SEALSに入隊した頃は、テキサス出身だったこともあり

「テキサス野郎」と呼ばれていたカイルですが、

長距離射殺を成功させてからは「伝説野郎」に変わったそうです。

それ以外には皆さんも御存知、「ラマディの悪魔」という異名も持ちますが

これは敵方がつけたアダ名ですね。

 

娘の病気で帰国

2006年9月、

妻のタヤからの連絡で一時帰国することになったカイル。

どうやら娘が病気で感染症を患っており、更には白血病という不安も抱えていた。

しかし精密検査で大事には至らず、娘の様態も快方に向かってほっとしたわけですが

この時のカイルの精神状態はかなり不安定な状態であったことは間違い無さそうです。

 

なぜなら2名の退院が負傷し、一人は死亡、目の前で仲間が撃たれたことの

ショックで心身ともに疲労とストレスが溜まっていたのでしょう。

 

退役後、負傷したライアンは結婚して妻が身ごもった後に亡くなられてそうです。

ライアンはムードメーカーでカイルも可愛がっていた仲間。

その訃報を伝えたのは「アフガンたった一人の生還」のマーカスラトレルだったそうです。

 

けんかで暴行事件発生

軍人と言えばプライドが高く、売られた喧嘩は必ず買うというイメージがありますが

まさにカイルもその通りの人間だったらしい。

確かに自分から喧嘩を売りに行ったことはないらしいですが、

バーによく通っていたこともあり、荒くれ者と遭遇する機会も多かったと思います。

カイルいわく、

「SEALSにとって喧嘩は日常だ。わたしもいくつか派手にやった」と語っていますが

その中でも2007年4月に難癖をつけてきた格闘家と喧嘩をした際に

警官が駆けつけ、暴行容疑で逮捕されたそうです。

 

妻を心配させる、このような問題行動は他にもあり、

この時、夫婦の距離が離れていったのは確かです。

 

妻タヤの心境を引用すると、

「自分がクリスの人生の中で一番大切なものではないのだということに気づいた。言葉では何とでも言える。でもクリスの心はここにはなかった」(引用「ネイビーシールズ最強の狙撃手」)

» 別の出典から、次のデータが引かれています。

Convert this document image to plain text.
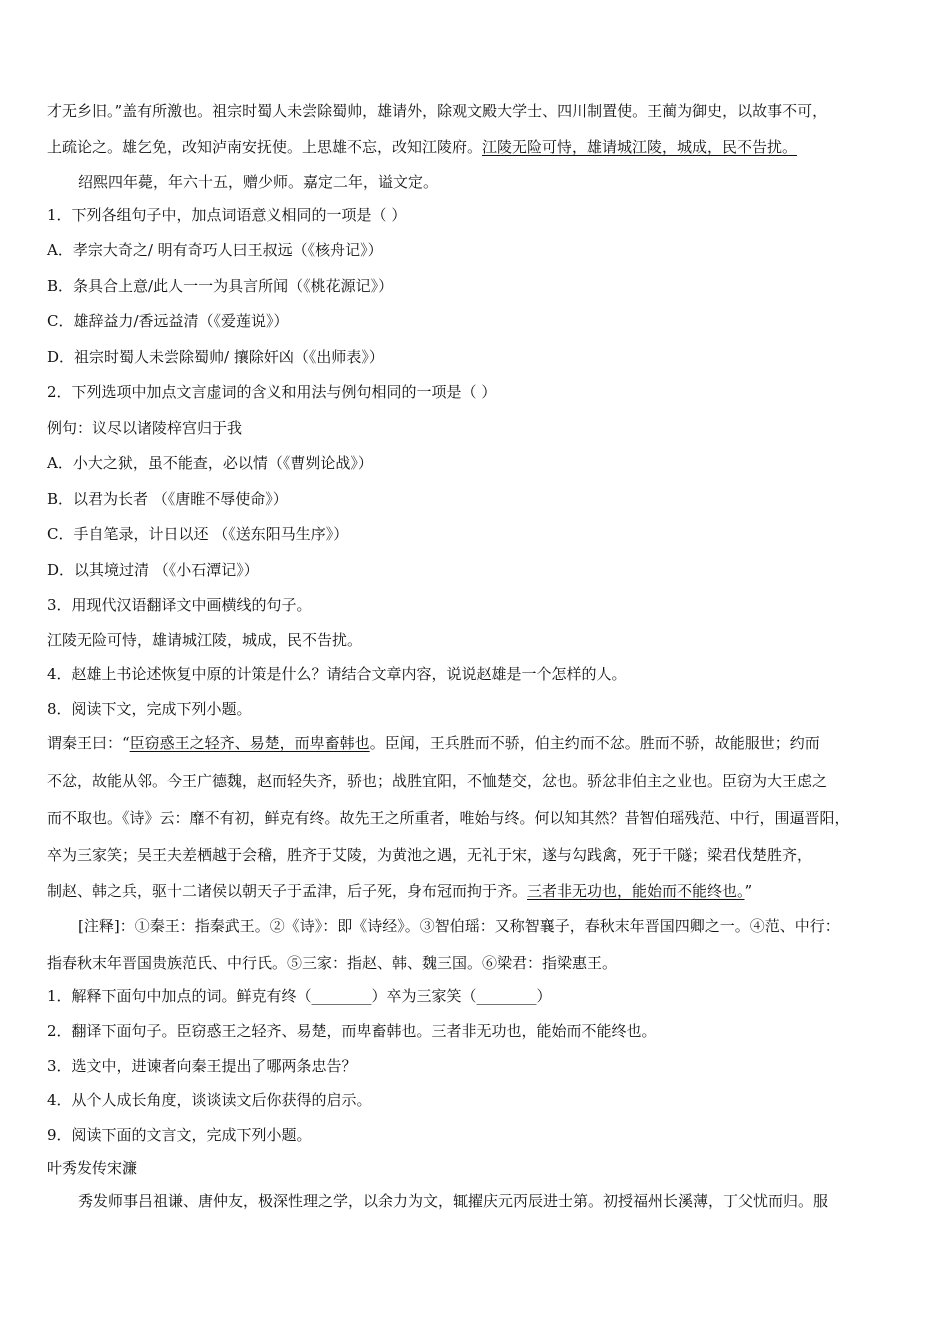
才无乡旧。”盖有所激也。祖宗时蜀人未尝除蜀帅，雄请外，除观文殿大学士、四川制置使。王蔺为御史，以故事不可，
上疏论之。雄乞免，改知泸南安抚使。上思雄不忘，改知江陵府。江陵无险可恃，雄请城江陵，城成，民不告扰。
绍熙四年薨，年六十五，赠少师。嘉定二年，谥文定。
1．下列各组句子中，加点词语意义相同的一项是（ ）
A．孝宗大奇之/ 明有奇巧人曰王叔远（《核舟记》）
B．条具合上意/此人一一为具言所闻（《桃花源记》）
C．雄辞益力/香远益清（《爱莲说》）
D．祖宗时蜀人未尝除蜀帅/ 攘除奸凶（《出师表》）
2．下列选项中加点文言虚词的含义和用法与例句相同的一项是（ ）
例句：议尽以诸陵梓宫归于我
A．小大之狱，虽不能查，必以情（《曹刿论战》）
B．以君为长者 （《唐睢不辱使命》）
C．手自笔录，计日以还 （《送东阳马生序》）
D．以其境过清 （《小石潭记》）
3．用现代汉语翻译文中画横线的句子。
江陵无险可恃，雄请城江陵，城成，民不告扰。
4．赵雄上书论述恢复中原的计策是什么？请结合文章内容，说说赵雄是一个怎样的人。
8．阅读下文，完成下列小题。
谓秦王曰：“臣窃惑王之轻齐、易楚，而卑畜韩也。臣闻，王兵胜而不骄，伯主约而不忿。胜而不骄，故能服世；约而
不忿，故能从邻。今王广德魏，赵而轻失齐，骄也；战胜宜阳，不恤楚交，忿也。骄忿非伯主之业也。臣窃为大王虑之
而不取也。《诗》云：靡不有初，鲜克有终。故先王之所重者，唯始与终。何以知其然？昔智伯瑶残范、中行，围逼晋阳，
卒为三家笑；吴王夫差栖越于会稽，胜齐于艾陵，为黄池之遇，无礼于宋，遂与勾践禽，死于干隧；梁君伐楚胜齐，
制赵、韩之兵，驱十二诸侯以朝天子于孟津，后子死，身布冠而拘于齐。三者非无功也，能始而不能终也。”
[注释]：①秦王：指秦武王。②《诗》：即《诗经》。③智伯瑶：又称智襄子，春秋末年晋国四卿之一。④范、中行：
指春秋末年晋国贵族范氏、中行氏。⑤三家：指赵、韩、魏三国。⑥梁君：指梁惠王。
1．解释下面句中加点的词。鲜克有终（________）卒为三家笑（________）
2．翻译下面句子。臣窃惑王之轻齐、易楚，而卑畜韩也。三者非无功也，能始而不能终也。
3．选文中，进谏者向秦王提出了哪两条忠告？
4．从个人成长角度，谈谈读文后你获得的启示。
9．阅读下面的文言文，完成下列小题。
叶秀发传宋濂
秀发师事吕祖谦、唐仲友，极深性理之学，以余力为文，辄擢庆元丙辰进士第。初授福州长溪薄，丁父忧而归。服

お互いに心が通い合っておらず、家族から心が離れていったのを感じ取っていたようです。

しかし、夫を愛しているということは事実で、子どもと接してるカイルの父親らしい姿を見ると、

前に進まなければいけないと自分を奮い立たせたのでしょう。

 

そう言えばSEALSの離婚率は実に90%を超えるというデータが有り

カイルもまたタヤと結婚する前に一緒になるべきかと考えたこともありますが

そうした一般的なデータよりも自分たちがどうしたいのか考えた時に

結婚を選んだのでしょう。

 

ただ、彼らの夫婦生活を垣間見ると、家族にとって辛いことがあまりにも多すぎて

離婚に至ってしまうのも分かる気がします。

 

クラフトインターナショナル社

クラフトインターナショナル

公式サイト

 

イギリス軍に25年勤務していたマークスパイサーとともに立ち上げたのが

「クラフトインターナショナル社」です。

意外と軍や警察向けの特殊な訓練は需要がある、ということに気づいたのが始まりだったらしい。

 

このクラフト社のロゴであるスカルマークは

「母親の教えに反して・・・、暴力で問題は解決する」

というスローガンと、命を落とした仲間に敬意を表しているそうです。

 

仕事か、家族か

アメリカなので仕事よりも家族を優先する方が多いと思いますが、

カイルは 仕事>家族 という考え方で、

積極的に戦地に行くことを望んでいたわけですから、当然妻と意見衝突が絶えなかったことでしょう。

しかし一般的な「仕事か家族か」という次元ではなく

国家が関わってくるので、事情も少し込み入っており、致し方無いと考えるべきなのでしょうか?

ただ、家で待つタヤは家族を優先してほしいと願っているし、

夫・父親は貴方しか出来ないけど隊員は補充すれば良いというごく自然な考え方をしてるわけです。

 

そんな妻の苦悩も、退役後は時間が掛かりましたがちょっとずつ家族の大切さや

優先すべきことをカイルなりに分かってきたのだと思います。

現在も生きていたら良き夫、良きパパで幸せな家庭を築いていたでしょう。